52. ... the fact that Ms Ladele's refusal to perform civil partnerships was based on her religious view of marriage could not justify the conclusion that Islington should not be allowed to implement its aim to the full, namely that all registrars should perform civil partnerships as part of its Dignity for All policy. Ms Ladele was employed in a public job and was working for a public authority; she was being required to perform a purely secular task, which was being treated as part of her job; Ms Ladele's refusal to perform that task involved discriminating against gay people in the course of that job; she was being asked to perform the task because of Islington's Dignity for All policy, whose laudable aim was to avoid, or at least minimise, discrimination both among Islington's employees, and as between Islington (and its employees) and those in the community they served; Ms Ladele's refusal was causing offence to at least two of her gay colleagues; Ms Ladele's objection was based on her view of marriage, which was not a core part of her religion; and Islington's requirement in no way prevented her from worshipping as she wished.

[...]

60. Casting one's eyes beyond Europe, it is worth quoting what Sachs J, giving the judgment of the Constitutional Court of South Africa, said in Christian Education South Africa v Minister of Education (2000) Case CCT 4/00, paragraph 35:

‘The underlying problem in any open and democratic society based on human dignity, equality and freedom in which conscientious and religious freedom has to be regarded with appropriate seriousness, is how far such democracy can and must go in allowing members of religious communities to define for themselves which laws they will obey and which not. Such a society can cohere only if all its participants accept that certain basic norms and standards are binding. Accordingly, believers cannot claim an automatic right to be exempted by their beliefs from the laws of the land. At the same time, the state should, wherever reasonably possible, seek to avoid putting believers to extremely painful and intensely burdensome choices of either being true to their faith or else respectful of the law.’

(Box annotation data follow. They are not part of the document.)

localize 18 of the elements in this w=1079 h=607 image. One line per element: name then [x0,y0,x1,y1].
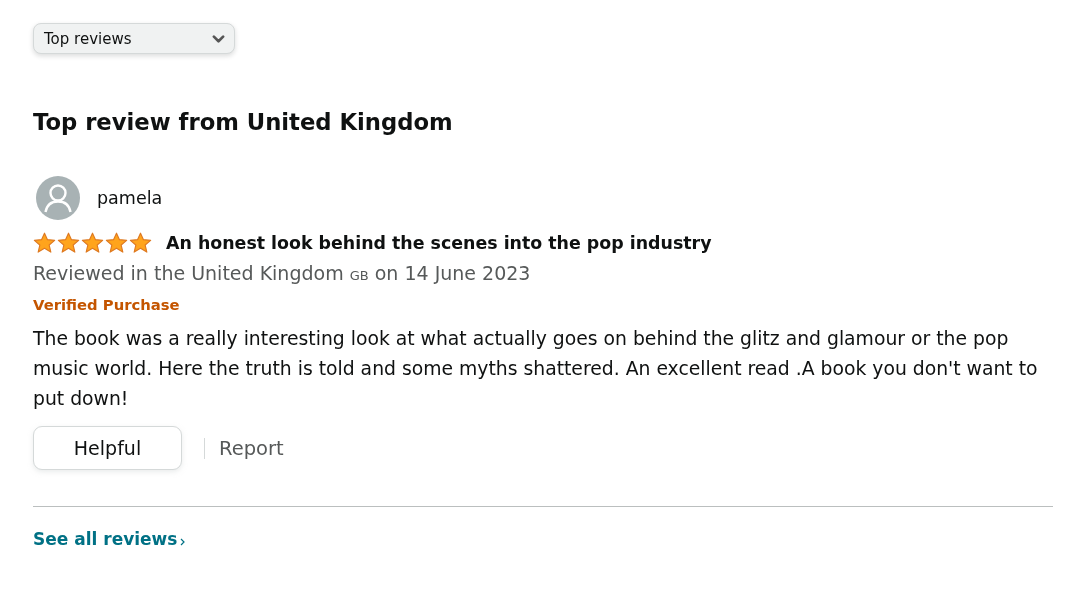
reviewer-name: pamela [97,188,163,208]
verified-purchase-label: Verified Purchase [33,296,180,313]
section-title: Top review from United Kingdom [33,108,453,137]
review-text: The book was a really interesting look at what actually goes on behind the glitz and glamour or the pop music world. Here the truth is told and some myths shattered. An excellent read .A book you don't want to put down! [33,327,1039,411]
star-icon [81,232,104,254]
star-icon [105,232,128,254]
star-icon [57,232,80,254]
sort-dropdown[interactable]: Top reviews [33,23,235,54]
star-icon [33,232,56,254]
report-link[interactable]: Report [219,436,284,460]
chevron-right-icon [180,538,186,546]
helpful-button[interactable]: Helpful [33,426,182,470]
avatar-icon [36,176,80,220]
see-all-reviews-link[interactable]: See all reviews [33,529,186,549]
review-title[interactable]: An honest look behind the scenes into the pop industry [166,233,712,253]
star-icon [129,232,152,254]
chevron-down-icon [212,34,225,43]
review-date: Reviewed in the United Kingdom GB on 14 June 2023 [33,261,531,286]
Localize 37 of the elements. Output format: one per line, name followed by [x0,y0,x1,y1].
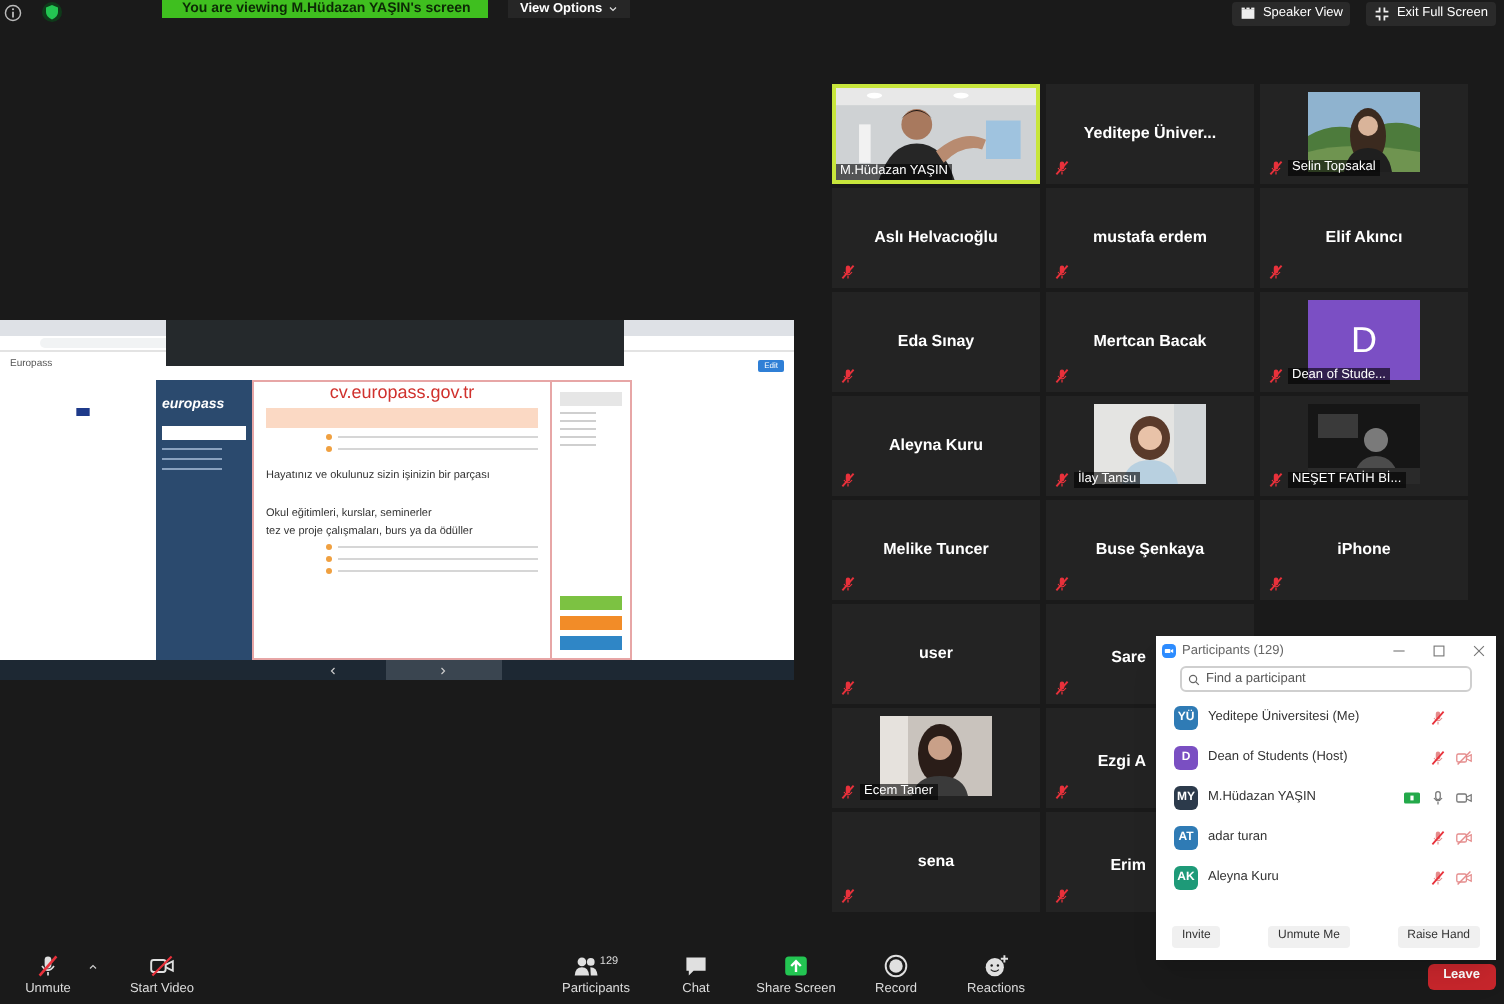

61 The conclusion reached by the South African Supreme Court in that case was that a ban on corporal punishment had to be complied with by Christians whose religious beliefs extended to believing in the right, indeed, in certain circumstances, the obligation of a teacher to chastise a child physically. This conclusion was, of course, consistent with the subsequent decision to much the same effect of the House of Lords in R (Williamson) v Secretary of State for Education and Employment [2005] 2 AC 246.

So far as indirect discrimination went, it was clear that the council had pursued a legitimate aim that all registrars should perform civil partnership duties as part of its dignity policy. This is performing a purely secular task. Furthermore, her view of marriage was not a core part of Ms Ladele’s religion. The requirement to perform her job’s duties did not prevent her from worshipping as she wished. It is clear that ECHR art 9 is a qualified right. Ms Ladele’s views could not override the employer’s concern to ensure equal respect for the gay community. "As Lord Hoffmann put it in R(SB) v Governors of Denbigh High School 'Article 9 does not require that one should be allowed to manifest one's religion at any time and place of one's own choosing'."

Smith LJ concurred.

===European Court of Human Rights===
Ladele made an application to the European Court of Human Rights following the Court of Appeal's decision, claiming that the United Kingdom had discriminated against her on the basis of her religion, contrary to Article 14 taken together with Article 9 of the Convention. She did not argue that her right to freedom of religion had itself been infringed.

Her case was joined with those of three other applicants who had brought similar claims against the UK, and the Court, sitting as a Chamber, delivered judgment in the case of Eweida v United Kingdom [2013] ECHR 37. The Court dismissed her complaint. Permission to appeal to the Grand Chamber of the Court was refused, thus the judgment of the Chamber became final on 27 May 2013.